In the year before Cox died, records show he was growing confused, with a psychologist noting the Air Force veteran was suffering from “memory impairment” and in need of an anti-anxiety drug. Though Beckett Lake Lodge had a section for people with dementia — where residents are more closely monitored — Cox was never placed in the ward.
The home’s director of care, Audrey Malin, later said in a deposition she didn’t think he should have been allowed to leave the facility “because I would already have known that there were risks.”
Home administrator Michael Payne declined to talk about the death.
Cox had wandered at least three times, but his daughter, Sharon Sandoval, said no one from the home told her — including one episode seven months before he died when police had to conduct a nighttime search for him. Had she known, she said, she would have asked he be placed in the more secure setting.
The day before Cox wandered into the woods for the last time, he was found confused outside a nearby development. The next day, when he wanted to go for a walk, the home sent an aide to watch him. But Cox soon bolted into the woods, and the aide, who wasn’t carrying a cellphone, didn’t follow, returning to the facility before calling rescue workers.
After a week of searching, law enforcement officers on an airboat found Cox’s partially clothed body in four feet of water on the edge of Harbor Lake, his upper torso ripped by alligator bites and both arms missing.
In the year before his death, regulators cited the home twice for not keeping key medical records, including doctor’s orders detailing the specific care each resident was supposed to receive. In fact, the home didn’t complete those documents for Cox until he’d been missing four days, records show.

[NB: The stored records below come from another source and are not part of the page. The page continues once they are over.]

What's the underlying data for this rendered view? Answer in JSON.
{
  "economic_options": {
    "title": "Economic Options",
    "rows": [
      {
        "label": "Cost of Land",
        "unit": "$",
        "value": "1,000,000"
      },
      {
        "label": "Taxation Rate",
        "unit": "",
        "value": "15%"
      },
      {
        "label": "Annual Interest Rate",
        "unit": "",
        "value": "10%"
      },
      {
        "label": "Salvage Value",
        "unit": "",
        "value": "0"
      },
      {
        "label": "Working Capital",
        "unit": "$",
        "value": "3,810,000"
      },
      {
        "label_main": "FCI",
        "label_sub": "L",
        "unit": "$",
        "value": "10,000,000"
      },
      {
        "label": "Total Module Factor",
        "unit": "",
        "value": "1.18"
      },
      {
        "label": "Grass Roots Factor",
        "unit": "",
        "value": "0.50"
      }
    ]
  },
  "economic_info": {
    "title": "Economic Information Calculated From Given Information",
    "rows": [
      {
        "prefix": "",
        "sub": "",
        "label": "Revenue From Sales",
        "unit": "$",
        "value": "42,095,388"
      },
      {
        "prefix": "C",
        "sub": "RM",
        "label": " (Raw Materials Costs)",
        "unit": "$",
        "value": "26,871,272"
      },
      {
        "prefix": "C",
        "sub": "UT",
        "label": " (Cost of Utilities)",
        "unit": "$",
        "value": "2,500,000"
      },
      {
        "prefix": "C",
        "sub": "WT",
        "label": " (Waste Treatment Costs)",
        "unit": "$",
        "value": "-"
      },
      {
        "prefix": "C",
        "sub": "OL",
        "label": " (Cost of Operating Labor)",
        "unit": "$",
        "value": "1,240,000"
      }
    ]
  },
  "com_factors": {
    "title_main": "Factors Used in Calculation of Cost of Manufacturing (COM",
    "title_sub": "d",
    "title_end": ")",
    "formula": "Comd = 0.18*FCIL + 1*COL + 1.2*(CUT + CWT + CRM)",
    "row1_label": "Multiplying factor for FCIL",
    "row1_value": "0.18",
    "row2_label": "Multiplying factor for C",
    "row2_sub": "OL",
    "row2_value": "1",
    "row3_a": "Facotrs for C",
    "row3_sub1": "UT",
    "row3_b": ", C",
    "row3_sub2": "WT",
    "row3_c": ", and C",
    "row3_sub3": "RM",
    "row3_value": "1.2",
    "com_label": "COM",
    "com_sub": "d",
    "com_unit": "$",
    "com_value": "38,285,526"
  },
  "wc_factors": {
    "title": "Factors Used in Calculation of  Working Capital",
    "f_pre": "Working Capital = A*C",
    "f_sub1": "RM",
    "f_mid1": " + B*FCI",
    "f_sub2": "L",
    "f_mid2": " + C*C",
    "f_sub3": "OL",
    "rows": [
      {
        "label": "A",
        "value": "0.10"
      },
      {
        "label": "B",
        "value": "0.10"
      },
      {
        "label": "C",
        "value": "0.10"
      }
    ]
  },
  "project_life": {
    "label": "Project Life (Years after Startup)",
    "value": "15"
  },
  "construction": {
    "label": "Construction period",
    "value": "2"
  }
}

After initially finding the home had lost track of Cox when he ran into the woods, AHCA reversed its decision, saying workers at the home “were aware of the whereabouts,” said Shelisha Coleman, an agency spokesperson. But records show no one knew where Cox was until police pulled his badly mauled body from the water seven days later.
Sandoval, 52, whose family recently settled a lawsuit with the home for an undisclosed amount, said she was haunted by whether her father was still alive when his body was attacked by the alligator.
“I kept going around and around in my head all the different possibilities,” she said. “I was just driving myself crazy. Finally, I just came to the conclusion that I will never know.”